Et comment la RDC devra-t-elle aborder ce sommet que tous appellent à leurs vœux ? « C’est déjà un bon voyant que l’Égypte accepte de reprendre les négociations avec le Soudan et l’Éthiopie sur l’utilisation des eaux du Nil afin de parvenir à un accord juste, équilibré et global. C’est seulement à cette condition-là que tout le monde gagnerait. Et d’ailleurs, en mars dernier, le ministre égyptien des Affaires étrangères est venu à Kinshasa solliciter l’implication du président Tshisekedi dans le différend avec l’Éthiopie, en sa qualité de 2è vice-président de l’UA qui s’apprête à en assumer la présidence tournante en 2021. » À dire vrai, estime ce diplomate africain, les négociations sont la seule solution à la crise : « C’est évident qu’un accord devra être trouvé avant que l’Éthiopie ne procède aux opérations de remplissage du réservoir du Grand barrage de la Renaissance. » L’Égypte croit fermement à « une solution politique » de la crise. Et le recours au Conseil de sécurité des Nations Unies découle de cette volonté d’un accord politique et diplomatique. C’est là même la position du Conseil de sécurité qui va encore se pencher sur cette question au cours de sa réunion de ce lundi 29 juin.

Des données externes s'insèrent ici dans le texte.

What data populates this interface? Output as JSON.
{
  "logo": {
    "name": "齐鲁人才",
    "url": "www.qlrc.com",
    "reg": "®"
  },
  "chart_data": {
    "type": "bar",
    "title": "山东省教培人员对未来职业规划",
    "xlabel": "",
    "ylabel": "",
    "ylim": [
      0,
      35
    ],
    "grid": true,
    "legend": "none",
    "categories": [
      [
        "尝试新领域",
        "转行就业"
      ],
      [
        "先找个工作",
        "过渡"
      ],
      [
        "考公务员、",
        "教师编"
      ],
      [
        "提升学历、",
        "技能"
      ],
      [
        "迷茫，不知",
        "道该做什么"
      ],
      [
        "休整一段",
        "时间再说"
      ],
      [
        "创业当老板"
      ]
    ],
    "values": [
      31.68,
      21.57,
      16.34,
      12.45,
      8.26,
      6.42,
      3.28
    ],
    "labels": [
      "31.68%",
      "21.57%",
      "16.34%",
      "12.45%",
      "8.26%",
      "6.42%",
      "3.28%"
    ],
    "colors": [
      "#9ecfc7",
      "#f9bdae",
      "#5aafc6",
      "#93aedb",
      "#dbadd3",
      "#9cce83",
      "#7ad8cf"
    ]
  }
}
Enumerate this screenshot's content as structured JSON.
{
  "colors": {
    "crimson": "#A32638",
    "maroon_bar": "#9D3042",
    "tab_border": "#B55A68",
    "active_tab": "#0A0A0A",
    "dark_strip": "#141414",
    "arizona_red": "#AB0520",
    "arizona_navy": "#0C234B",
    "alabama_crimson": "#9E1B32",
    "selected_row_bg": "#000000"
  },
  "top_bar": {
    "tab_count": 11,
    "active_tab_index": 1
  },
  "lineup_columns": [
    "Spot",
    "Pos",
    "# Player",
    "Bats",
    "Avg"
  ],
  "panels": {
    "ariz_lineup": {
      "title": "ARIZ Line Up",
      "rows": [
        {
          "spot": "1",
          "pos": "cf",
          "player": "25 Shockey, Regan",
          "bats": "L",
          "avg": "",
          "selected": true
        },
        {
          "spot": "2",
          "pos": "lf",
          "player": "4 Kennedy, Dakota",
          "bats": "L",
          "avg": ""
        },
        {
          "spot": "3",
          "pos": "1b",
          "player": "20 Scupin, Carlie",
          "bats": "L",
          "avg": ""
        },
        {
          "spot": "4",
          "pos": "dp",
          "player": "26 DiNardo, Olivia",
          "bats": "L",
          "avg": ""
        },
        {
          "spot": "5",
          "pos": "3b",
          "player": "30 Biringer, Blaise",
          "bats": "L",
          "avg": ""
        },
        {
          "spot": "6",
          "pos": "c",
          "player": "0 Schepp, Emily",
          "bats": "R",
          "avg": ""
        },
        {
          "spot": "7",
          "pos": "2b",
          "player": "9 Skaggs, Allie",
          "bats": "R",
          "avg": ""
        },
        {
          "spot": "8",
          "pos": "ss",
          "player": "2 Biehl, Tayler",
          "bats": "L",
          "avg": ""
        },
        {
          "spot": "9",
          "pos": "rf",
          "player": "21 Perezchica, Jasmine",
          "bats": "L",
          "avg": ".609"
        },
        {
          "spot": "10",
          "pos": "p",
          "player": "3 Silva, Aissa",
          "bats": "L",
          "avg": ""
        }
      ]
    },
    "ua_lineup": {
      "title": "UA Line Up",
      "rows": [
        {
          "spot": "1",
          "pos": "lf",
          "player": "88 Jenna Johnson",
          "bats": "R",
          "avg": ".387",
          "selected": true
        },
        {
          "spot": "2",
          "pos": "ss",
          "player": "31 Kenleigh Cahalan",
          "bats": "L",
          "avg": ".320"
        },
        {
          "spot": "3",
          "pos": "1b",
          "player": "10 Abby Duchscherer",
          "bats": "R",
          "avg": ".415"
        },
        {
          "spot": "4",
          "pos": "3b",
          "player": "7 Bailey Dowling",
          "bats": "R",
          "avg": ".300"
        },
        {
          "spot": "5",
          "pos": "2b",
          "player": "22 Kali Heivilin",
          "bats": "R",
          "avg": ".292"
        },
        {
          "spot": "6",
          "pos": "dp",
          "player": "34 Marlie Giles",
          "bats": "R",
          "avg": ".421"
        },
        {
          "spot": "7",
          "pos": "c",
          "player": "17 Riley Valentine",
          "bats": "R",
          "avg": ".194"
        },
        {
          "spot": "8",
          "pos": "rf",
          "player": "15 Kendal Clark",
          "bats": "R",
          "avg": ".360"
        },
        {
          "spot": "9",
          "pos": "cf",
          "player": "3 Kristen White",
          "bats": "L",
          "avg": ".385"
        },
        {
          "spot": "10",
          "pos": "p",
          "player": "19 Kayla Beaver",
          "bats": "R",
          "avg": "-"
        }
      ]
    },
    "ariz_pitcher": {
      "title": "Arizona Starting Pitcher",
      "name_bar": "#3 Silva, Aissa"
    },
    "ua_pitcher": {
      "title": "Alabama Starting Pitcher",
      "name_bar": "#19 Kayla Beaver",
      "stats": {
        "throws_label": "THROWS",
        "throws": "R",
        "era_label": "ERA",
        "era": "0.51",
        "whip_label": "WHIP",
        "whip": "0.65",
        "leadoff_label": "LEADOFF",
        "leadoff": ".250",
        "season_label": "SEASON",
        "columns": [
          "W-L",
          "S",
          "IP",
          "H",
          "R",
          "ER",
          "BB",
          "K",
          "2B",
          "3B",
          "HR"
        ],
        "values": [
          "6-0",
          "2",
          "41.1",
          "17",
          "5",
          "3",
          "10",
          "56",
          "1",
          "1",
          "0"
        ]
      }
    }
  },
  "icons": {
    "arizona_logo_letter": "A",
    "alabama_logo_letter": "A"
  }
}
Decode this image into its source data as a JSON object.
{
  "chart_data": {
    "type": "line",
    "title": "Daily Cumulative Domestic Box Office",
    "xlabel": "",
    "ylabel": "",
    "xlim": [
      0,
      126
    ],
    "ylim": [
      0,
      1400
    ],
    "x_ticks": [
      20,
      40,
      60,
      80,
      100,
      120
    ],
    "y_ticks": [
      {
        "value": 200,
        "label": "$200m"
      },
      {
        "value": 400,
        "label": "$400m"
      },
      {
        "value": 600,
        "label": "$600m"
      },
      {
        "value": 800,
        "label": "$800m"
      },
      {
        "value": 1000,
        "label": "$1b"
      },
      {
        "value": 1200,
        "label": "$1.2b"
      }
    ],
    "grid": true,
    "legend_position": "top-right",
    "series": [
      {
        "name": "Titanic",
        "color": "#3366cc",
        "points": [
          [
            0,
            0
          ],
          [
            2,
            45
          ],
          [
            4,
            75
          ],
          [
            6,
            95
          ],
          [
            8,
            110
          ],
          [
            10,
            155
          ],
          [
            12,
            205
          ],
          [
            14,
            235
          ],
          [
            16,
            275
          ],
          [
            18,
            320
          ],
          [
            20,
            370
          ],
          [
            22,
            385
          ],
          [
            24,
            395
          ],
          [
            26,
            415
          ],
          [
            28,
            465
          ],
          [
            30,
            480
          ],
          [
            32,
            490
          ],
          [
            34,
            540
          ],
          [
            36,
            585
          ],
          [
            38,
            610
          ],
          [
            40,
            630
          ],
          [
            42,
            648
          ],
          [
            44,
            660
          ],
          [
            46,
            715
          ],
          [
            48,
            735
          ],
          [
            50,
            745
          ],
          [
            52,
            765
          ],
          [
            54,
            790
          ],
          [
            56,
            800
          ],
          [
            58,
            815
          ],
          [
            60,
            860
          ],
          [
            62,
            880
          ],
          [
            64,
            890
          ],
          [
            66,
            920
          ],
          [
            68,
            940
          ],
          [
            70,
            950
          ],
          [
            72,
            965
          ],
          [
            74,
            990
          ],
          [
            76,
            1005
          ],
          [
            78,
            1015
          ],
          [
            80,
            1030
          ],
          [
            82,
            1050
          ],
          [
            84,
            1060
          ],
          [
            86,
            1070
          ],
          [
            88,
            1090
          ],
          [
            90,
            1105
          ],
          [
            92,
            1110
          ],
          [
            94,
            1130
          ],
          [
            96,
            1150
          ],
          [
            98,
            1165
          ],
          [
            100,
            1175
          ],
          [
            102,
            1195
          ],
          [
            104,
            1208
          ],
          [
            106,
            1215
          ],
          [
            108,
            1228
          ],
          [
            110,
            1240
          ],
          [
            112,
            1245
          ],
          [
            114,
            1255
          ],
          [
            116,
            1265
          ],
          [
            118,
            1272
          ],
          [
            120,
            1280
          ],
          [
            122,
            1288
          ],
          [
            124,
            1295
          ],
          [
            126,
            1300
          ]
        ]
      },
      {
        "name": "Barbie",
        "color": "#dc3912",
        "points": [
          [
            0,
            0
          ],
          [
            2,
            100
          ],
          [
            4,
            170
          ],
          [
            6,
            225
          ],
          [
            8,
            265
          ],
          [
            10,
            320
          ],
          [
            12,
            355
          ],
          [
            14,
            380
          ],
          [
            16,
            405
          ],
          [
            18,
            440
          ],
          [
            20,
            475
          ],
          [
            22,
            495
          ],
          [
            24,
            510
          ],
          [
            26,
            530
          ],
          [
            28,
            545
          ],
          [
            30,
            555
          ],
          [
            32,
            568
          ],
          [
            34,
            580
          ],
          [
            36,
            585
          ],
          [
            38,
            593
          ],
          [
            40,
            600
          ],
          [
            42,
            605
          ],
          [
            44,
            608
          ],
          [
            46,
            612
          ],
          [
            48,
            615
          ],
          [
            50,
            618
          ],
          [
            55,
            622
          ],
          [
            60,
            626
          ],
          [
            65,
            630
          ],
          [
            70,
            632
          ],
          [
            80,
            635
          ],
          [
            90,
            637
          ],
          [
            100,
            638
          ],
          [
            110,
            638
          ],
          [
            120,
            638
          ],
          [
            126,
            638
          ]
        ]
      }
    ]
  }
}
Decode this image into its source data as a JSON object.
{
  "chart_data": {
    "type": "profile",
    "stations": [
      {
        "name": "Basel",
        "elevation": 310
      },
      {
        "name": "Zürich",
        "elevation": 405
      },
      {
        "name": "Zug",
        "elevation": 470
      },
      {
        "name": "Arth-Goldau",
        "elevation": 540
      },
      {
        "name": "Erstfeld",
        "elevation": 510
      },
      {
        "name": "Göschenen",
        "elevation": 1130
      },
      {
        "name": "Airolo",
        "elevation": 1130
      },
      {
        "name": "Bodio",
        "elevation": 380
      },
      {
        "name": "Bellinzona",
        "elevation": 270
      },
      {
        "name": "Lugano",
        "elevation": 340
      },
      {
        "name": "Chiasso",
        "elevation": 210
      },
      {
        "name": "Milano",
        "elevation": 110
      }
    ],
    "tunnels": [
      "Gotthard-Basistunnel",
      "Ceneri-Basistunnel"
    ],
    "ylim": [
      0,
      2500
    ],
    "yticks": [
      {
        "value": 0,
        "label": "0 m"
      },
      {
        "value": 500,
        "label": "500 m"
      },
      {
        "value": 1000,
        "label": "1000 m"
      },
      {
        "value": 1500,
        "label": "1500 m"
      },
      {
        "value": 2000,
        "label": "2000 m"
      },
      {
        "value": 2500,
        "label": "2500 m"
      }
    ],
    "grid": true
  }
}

L’Initiative du bassin du Nil (IBN) regroupe tous les pays riverains du fleuve, à savoir le Burundi, l’Égypte, l’Éthiopie, le Kenya, l’Ouganda, la République démocratique du Congo, le Rwanda, le Soudan, le Soudan du Sud et la Tanzanie.
Pour rappel, l’IBN a été lancée en 1999, à l’origine, comme « un outil de mise en commun des informations scientifiques » entre les dix États riverains du plus long fleuve du monde, en vue d’« assurer le développement socio-économique par l’utilisation équitable et bénéfique des ressources hydriques communes du bassin du Nil ». En fait, l’initiative vise la paix et la sécurité de tous les pays riverains, en évitant tout conflit potentiel ou réel sur l’eau dans le bassin du Nil.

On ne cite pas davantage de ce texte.